Le jour où, les dieux en sont remerciés, il a échappé à son destin d'esclave.

Rendu joyeux par ce souvenir, le garçon saute prestement hors de son lit et s'empresse d'enfiler sa tunique et ses chausses avant de filer par l'escalier qui mène à l'atelier de son maître, descendant les marches quatre à quatre.

La pièce est vaste, comme toutes celles allouées aux membres importants des Ordres, mais pourtant elle paraît petite et étroite quand on y pénètre... En effet, l'endroit est surchargé par des étagères gavées à l'excès, de tables encombrées, d'ustensiles aussi hétéroclites qu'hétérogènes, de piles de livres sortis de leurs bibliothèques, de feuilles de notes coincées sous des objets ou reliques aux origines diverses, et de pléthore de fioles, alambiques et autres récipients !

Habitué, le garçon se fraie un chemin à travers ce labyrinthe d'érudit, se saisissant au passage d'une assiette de nourritures intacte tanguant sur un bord de bureau, et rejoint le propriétaire des lieux, qui est occupé à inspecter une tasse antique entre ses épais doigts noueux.
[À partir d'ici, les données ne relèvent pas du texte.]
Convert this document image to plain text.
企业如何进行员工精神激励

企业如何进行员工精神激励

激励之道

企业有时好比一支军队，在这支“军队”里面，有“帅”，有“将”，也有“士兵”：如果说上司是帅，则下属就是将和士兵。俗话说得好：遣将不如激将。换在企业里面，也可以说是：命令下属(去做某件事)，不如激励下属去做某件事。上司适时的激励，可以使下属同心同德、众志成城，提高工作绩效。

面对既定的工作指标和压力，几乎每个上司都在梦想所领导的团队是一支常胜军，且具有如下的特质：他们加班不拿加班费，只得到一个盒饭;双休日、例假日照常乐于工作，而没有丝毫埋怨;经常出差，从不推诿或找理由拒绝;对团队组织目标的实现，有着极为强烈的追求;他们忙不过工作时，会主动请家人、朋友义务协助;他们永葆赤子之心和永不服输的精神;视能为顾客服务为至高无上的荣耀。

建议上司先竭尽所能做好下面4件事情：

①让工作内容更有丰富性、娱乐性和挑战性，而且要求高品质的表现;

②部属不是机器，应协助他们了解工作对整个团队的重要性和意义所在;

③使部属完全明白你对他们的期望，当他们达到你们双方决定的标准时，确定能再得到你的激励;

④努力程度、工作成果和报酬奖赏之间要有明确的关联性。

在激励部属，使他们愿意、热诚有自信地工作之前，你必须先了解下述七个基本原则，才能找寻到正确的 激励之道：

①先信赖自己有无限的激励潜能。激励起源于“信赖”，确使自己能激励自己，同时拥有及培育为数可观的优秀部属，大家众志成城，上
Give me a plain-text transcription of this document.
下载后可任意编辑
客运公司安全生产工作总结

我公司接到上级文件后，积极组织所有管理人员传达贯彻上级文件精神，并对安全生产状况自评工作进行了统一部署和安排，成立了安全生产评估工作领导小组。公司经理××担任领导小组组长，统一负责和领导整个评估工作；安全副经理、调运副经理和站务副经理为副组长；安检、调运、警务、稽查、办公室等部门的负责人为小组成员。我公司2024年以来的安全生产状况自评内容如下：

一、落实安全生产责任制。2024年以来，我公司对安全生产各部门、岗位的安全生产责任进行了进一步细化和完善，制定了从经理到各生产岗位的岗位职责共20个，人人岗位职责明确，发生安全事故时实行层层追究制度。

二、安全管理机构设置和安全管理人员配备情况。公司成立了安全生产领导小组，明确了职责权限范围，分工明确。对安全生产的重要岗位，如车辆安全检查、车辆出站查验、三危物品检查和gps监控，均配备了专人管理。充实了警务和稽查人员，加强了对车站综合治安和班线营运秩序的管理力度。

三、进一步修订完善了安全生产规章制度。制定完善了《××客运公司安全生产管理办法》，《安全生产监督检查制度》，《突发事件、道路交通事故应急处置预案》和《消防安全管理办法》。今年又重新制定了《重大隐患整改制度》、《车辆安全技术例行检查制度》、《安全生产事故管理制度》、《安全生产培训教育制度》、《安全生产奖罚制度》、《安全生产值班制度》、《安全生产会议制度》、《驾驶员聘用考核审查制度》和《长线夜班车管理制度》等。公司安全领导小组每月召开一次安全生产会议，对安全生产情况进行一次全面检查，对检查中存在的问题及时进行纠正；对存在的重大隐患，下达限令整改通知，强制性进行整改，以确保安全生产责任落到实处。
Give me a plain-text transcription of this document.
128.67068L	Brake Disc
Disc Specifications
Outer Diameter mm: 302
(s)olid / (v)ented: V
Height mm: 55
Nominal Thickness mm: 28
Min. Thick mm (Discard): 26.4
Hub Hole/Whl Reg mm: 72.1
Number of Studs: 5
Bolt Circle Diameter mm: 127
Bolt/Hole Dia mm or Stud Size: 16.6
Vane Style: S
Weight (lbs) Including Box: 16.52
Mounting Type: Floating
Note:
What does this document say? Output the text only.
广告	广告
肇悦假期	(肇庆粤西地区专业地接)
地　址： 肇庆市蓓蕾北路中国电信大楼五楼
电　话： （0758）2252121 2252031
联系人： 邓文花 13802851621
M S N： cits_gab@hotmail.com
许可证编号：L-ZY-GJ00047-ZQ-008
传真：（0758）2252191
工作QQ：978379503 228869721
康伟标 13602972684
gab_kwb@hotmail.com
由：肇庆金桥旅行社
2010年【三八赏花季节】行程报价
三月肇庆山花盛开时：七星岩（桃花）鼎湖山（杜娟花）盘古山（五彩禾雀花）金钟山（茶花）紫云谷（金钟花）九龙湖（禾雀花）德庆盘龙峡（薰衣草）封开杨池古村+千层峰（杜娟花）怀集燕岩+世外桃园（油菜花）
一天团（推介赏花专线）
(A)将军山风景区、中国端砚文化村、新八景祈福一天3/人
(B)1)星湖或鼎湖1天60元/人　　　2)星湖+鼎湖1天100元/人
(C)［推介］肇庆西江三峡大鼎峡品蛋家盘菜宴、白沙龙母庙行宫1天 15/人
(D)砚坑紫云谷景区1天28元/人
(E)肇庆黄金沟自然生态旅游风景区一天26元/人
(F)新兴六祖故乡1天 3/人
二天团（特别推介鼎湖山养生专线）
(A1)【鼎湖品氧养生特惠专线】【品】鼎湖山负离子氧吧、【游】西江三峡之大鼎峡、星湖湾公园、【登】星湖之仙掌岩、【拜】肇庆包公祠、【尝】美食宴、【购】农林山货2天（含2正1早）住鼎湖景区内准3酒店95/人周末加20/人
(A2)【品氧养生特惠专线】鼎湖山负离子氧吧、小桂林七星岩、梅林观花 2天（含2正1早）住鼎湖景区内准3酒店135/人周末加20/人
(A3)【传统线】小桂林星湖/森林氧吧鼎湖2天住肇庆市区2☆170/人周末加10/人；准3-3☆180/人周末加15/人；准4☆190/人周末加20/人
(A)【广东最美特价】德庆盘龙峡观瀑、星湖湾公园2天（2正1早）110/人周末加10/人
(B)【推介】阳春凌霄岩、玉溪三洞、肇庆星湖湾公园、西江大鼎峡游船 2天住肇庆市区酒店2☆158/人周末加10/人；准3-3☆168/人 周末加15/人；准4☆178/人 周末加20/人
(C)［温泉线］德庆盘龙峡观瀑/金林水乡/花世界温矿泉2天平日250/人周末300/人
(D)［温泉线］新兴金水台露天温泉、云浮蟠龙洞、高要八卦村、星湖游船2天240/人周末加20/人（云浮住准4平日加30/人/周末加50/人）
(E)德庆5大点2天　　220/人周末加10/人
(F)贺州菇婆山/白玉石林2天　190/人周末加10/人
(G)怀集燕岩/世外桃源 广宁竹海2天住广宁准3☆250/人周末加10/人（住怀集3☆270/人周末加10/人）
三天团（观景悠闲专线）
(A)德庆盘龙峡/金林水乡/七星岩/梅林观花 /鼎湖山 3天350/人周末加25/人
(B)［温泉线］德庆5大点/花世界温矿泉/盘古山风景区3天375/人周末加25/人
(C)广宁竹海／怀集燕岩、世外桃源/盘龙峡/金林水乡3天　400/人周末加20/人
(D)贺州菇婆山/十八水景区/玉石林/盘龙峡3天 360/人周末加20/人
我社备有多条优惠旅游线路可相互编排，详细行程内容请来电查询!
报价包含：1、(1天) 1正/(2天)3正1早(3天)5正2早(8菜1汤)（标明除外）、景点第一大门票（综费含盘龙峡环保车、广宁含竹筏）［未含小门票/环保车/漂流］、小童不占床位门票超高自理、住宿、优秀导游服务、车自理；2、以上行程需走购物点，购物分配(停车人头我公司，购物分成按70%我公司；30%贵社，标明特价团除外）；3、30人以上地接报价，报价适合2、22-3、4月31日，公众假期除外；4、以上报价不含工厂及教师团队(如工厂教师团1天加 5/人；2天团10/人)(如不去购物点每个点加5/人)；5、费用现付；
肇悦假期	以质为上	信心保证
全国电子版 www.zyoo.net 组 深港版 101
L'Orc dresse l'oreille à son arrivée, pose l'objet religieusement devant lui, puis se tourne vers son domestique.

« Ah, Izuku... Tu aurais pu dormir un peu plus, tu sais ? Je t'ai dit hier que je n'allais pas avoir besoin de toi avant dix heures. »

L'intéressé présente en réponse l'assiette, souriant ironiquement.

« Et vous laissez oublier, encore, votre petit-déjeuner ? »

Gowther dévoile ses grosses dents dans un sourire mi-contrit mi-amusé.

Il tend la main, entre les doigts de laquelle le garçon glisse l'assiette.

« Merci. Que ferais-je sans toi ? »

« Vous seriez plus maigre, déjà. »

« Mon travail avancerait moins vite, surtout. »

Le jeune humain hausse les épaules.

« Je ne fais que vous servir d'assistant, de copiste et je porte comme je peux votre matériel. Il n'y a rien de bien sorcier non plus. »

« Parce que tu en connais beaucoup, toi, des domestiques aussi instruits ? Et qui étaient des esclaves illettrés à la base ? C'est grâce à toi que je peux rendre mes rapports de travaux dans les temps. Ne te dévalorise pas. »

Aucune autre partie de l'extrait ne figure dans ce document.